Nella vallata di Marano, nel cuore della zona classica, c’è pure un vulcano. Lo si nota salendo verso nord, superato l’abitato di San Rocco di Marano e arrivati in Loc. Carrazole, guardando verso sud c’è la chiara forma di un vulcano esploso. Proprio qui sorge, sul versante sud, la chiesetta del Santuario di S. Maria in Valverde, uno degli scorci più belli della Valpolicella, luogo di culto ma anche punto panoramico sulle valli, i vigneti e il Lago di Garda. Qui, si racconta, nel 1320, Federico della Scala, Conte di Valpolicella, alla presenza dei fedelissimi Cavalieri d'Arme e dei Dignitari più prestigiosi, procedette alla investitura dei primi Cavalieri del Recioto, usanza che è stata ripresa nello stesso luogo nel 1969 e che prosegue tutt’oggi.

L’esplosione del vulcano, in epoca eocenica, ha provocato una fuoriuscita lavica, che ha originato un suolo unico nella Valpolicella Classica, fatto di componenti tufacee piroclastiche, miste a scisti calcaree-cretacee, il cui prolungamento è il monte Sant’Urbano. Esso segna la linea di confine tra la vallata di Marano e la vallata di Fumane e la formazione di un anfiteatro naturale di tufo appena sotto. Dal Santuario, proseguendo sulla stradina che scende in direzione sud, si possono notare i tufi giallo-verdognoli (piroclastici) della colata lavica, duri e aridi, che si smaterializzano piano piano a contatto con l’aria e si trasformano in terriccio nella parte superficiale. Questa struttura del terreno costringe le vigne a una forte espansione radicale, che si nota a fianco del vigneto a guyot dell'azienda Terre di Leone, sotto la macchia boschiva.

Grazie alla ricchezza di falde acquifere, di cui le numerose fontane presenti nel territorio sono chiara testimonianza, e il tufo, che trattiene abilmente l’acqua, i vigneti e le altre colture ci mostrano lussureggianti gradazioni di verde nelle chiome di alberi da frutto, olivi e pareti fogliari dei vigneti, da qui il nome Valverde.

Terre di Leone

Azienda giovane che esce sul mercato solamente dall’annata 2005. Federico Pellizzari e Chiara Turati sono una coppia di persone curiose, precise e meticolose, che non lasciano nessun minimo particolare al caso. Si cimentano in questo nuovo lavoro, riprendendo la storia del nonno di Federico, Leone, che qui aveva dei vigneti semi abbandonati. La passione e il desiderio di ritornare alle radici  muove Federico verso un modo di applicarsi scientifico, lui che studia da avvocato, ma si sa vestire da contadino, per trasformarsi in apprezzato wine maker, sempre accompagnato e supportato da Chiara, donna dolce, ma molto determinata.

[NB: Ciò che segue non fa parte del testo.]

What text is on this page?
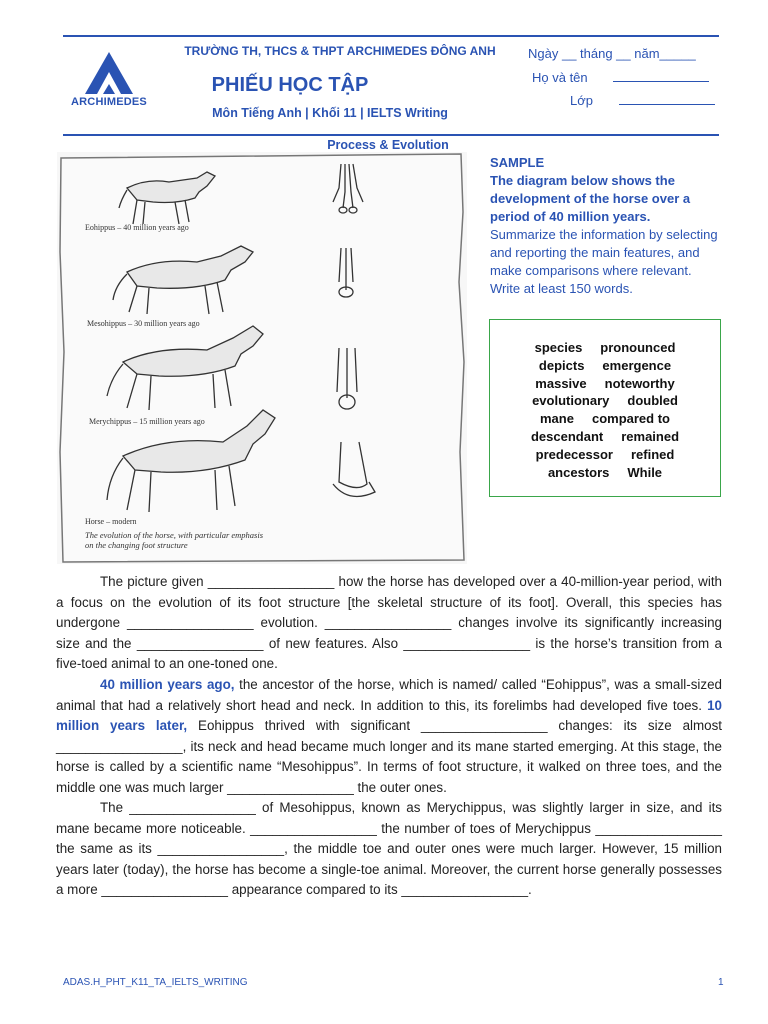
ARCHIMEDES
TRƯỜNG TH, THCS & THPT ARCHIMEDES ĐÔNG ANH
PHIẾU HỌC TẬP
Môn Tiếng Anh | Khối 11 | IELTS Writing
Ngày __ tháng __ năm_____
Họ và tên
Lớp
Process & Evolution
Eohippus – 40 million years ago
Mesohippus – 30 million years ago
Merychippus – 15 million years ago
Horse – modern
The evolution of the horse, with particular emphasis
on the changing foot structure
SAMPLE
The diagram below shows the development of the horse over a period of 40 million years.
Summarize the information by selecting and reporting the main features, and make comparisons where relevant. Write at least 150 words.
species pronounced
depicts emergence
massive noteworthy
evolutionary doubled
mane compared to
descendant remained
predecessor refined
ancestors While
The picture given _________________ how the horse has developed over a 40-million-year period, with a focus on the evolution of its foot structure [the skeletal structure of its foot]. Overall, this species has undergone _________________ evolution. _________________ changes involve its significantly increasing size and the _________________ of new features. Also _________________ is the horse’s transition from a five-toed animal to an one-toned one.
40 million years ago, the ancestor of the horse, which is named/ called “Eohippus”, was a small-sized animal that had a relatively short head and neck. In addition to this, its forelimbs had developed five toes. 10 million years later, Eohippus thrived with significant _________________ changes: its size almost _________________, its neck and head became much longer and its mane started emerging. At this stage, the horse is called by a scientific name “Mesohippus”. In terms of foot structure, it walked on three toes, and the middle one was much larger _________________ the outer ones.
The _________________ of Mesohippus, known as Merychippus, was slightly larger in size, and its mane became more noticeable. _________________ the number of toes of Merychippus _________________ the same as its _________________, the middle toe and outer ones were much larger. However, 15 million years later (today), the horse has become a single-toe animal. Moreover, the current horse generally possesses a more _________________ appearance compared to its _________________.
ADAS.H_PHT_K11_TA_IELTS_WRITING	1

Si aggiungono al classico uvaggio le autoctone riscoperte: oseleta, negrara, turchetta, spigamonti e dindarella ed una decina di varietà lasciate dal nonno, tolte e reimpiantate. Queste ultime contribuiscono, in misura del 25%, al Dedicatum, un IGT da uve appassite prodotto solo in alcune annate, il vino che contraddistingue l’azienda. Nessun vitigno internazionale viene coltivato, e neppure la croatina. Due linee per i vini la denominazione: Re Pazzo e Terre di Leone. Gli uvaggi rimangono gli stessi, ma sulla prima solo acciaio e niente appassimento per i Valpolicella e un passaggio in pressa per l’Amarone. Botte grande e tonneau con parziale appassimento per i Valpolicella e Ripasso di Terre di Leone, solo mosto fiore per l’Amarone. Ne escono due stili diversi. Humus, florealità, spezie bianche e grande bevibilità per la prima; cioccolato, caffè, tabacco, spezie scure, frutto croccante e palato importante per la seconda.

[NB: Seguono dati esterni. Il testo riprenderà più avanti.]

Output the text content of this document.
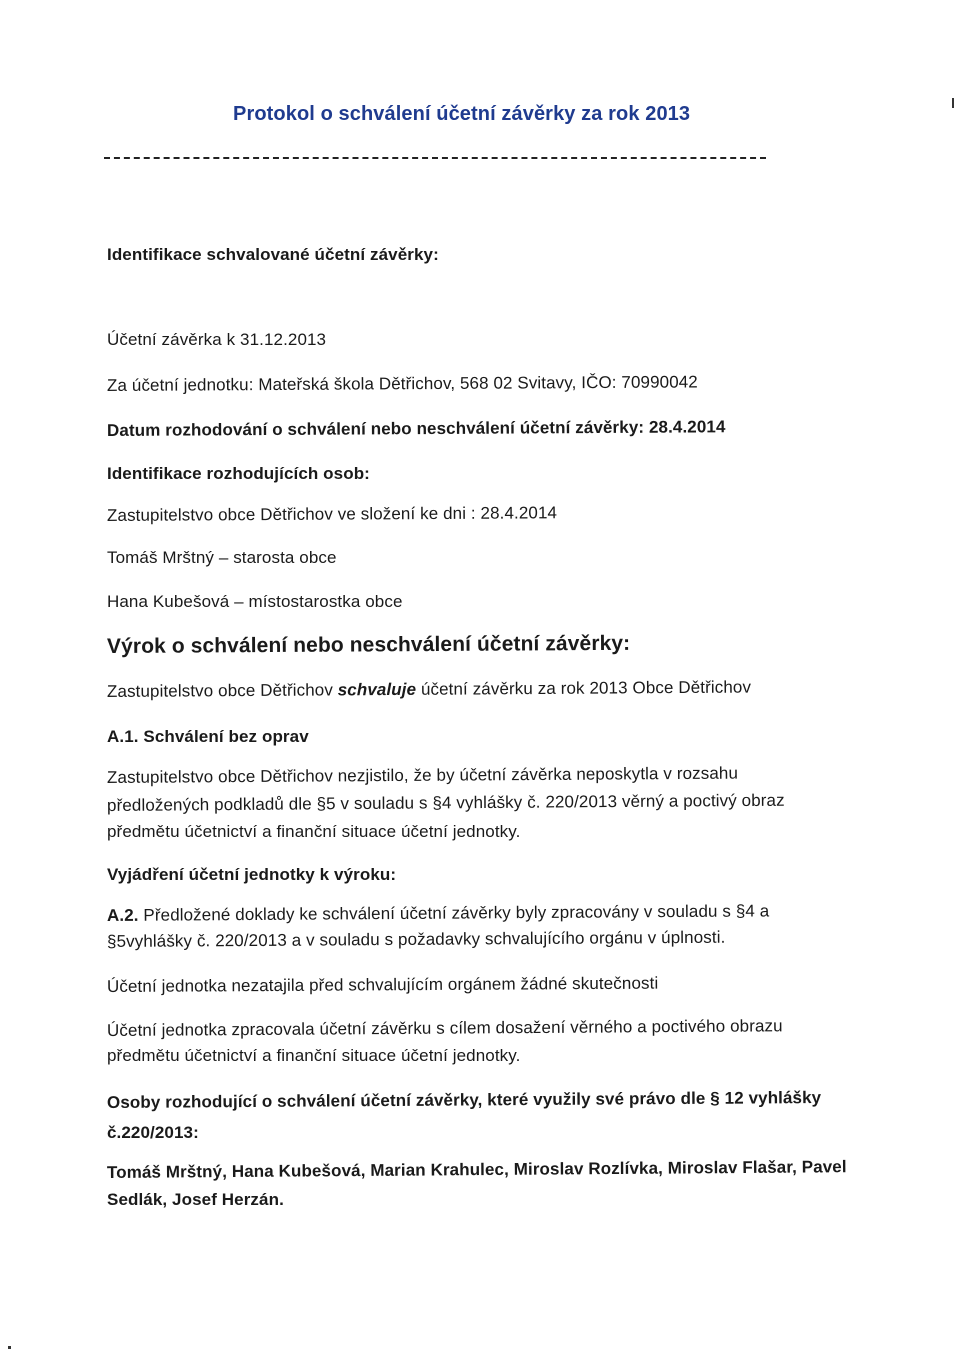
Protokol o schválení účetní závěrky za rok 2013
Identifikace schvalované účetní závěrky:
Účetní závěrka k 31.12.2013
Za účetní jednotku: Mateřská škola Dětřichov, 568 02 Svitavy, IČO: 70990042
Datum rozhodování o schválení nebo neschválení účetní závěrky: 28.4.2014
Identifikace rozhodujících osob:
Zastupitelstvo obce Dětřichov ve složení ke dni : 28.4.2014
Tomáš Mrštný – starosta obce
Hana Kubešová – místostarostka obce
Výrok o schválení nebo neschválení účetní závěrky:
Zastupitelstvo obce Dětřichov schvaluje účetní závěrku za rok 2013 Obce Dětřichov
A.1. Schválení bez oprav
Zastupitelstvo obce Dětřichov nezjistilo, že by účetní závěrka neposkytla v rozsahu
předložených podkladů dle §5 v souladu s §4 vyhlášky č. 220/2013 věrný a poctivý obraz
předmětu účetnictví a finanční situace účetní jednotky.
Vyjádření účetní jednotky k výroku:
A.2. Předložené doklady ke schválení účetní závěrky byly zpracovány v souladu s §4 a
§5vyhlášky č. 220/2013 a v souladu s požadavky schvalujícího orgánu v úplnosti.
Účetní jednotka nezatajila před schvalujícím orgánem žádné skutečnosti
Účetní jednotka zpracovala účetní závěrku s cílem dosažení věrného a poctivého obrazu
předmětu účetnictví a finanční situace účetní jednotky.
Osoby rozhodující o schválení účetní závěrky, které využily své právo dle § 12 vyhlášky
č.220/2013:
Tomáš Mrštný, Hana Kubešová, Marian Krahulec, Miroslav Rozlívka, Miroslav Flašar, Pavel
Sedlák, Josef Herzán.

Valpolicella Classico Re Pazzo 2015 - Rubino ben trasparente. La frutta rossa in primo piano, marasca in confettura, melograno, bastoncino di liquirizia e tocchi di grafite. Sulle papille portavoce del territorio con un tannino gentile, vibrante freschezza, bellissima beva e ritorni appena tostati. Solo acciaio.

Valpolicella Superiore Terre di Leone 2009 - Luminoso rubino. Olfatto ampio e fine. Balsamico con tocchi di spezie scure, rabarbaro, una dolce ciliegia ed i piccoli frutti del sottobosco. A tratti quasi sensazioni eteree e nuance di liquirizia. Caldo al palato ed avvolgente, tannino nobile, non invasivo, accompagnato da una bella acidità e mineralità. Matura in botti di rovere francese e tonneau.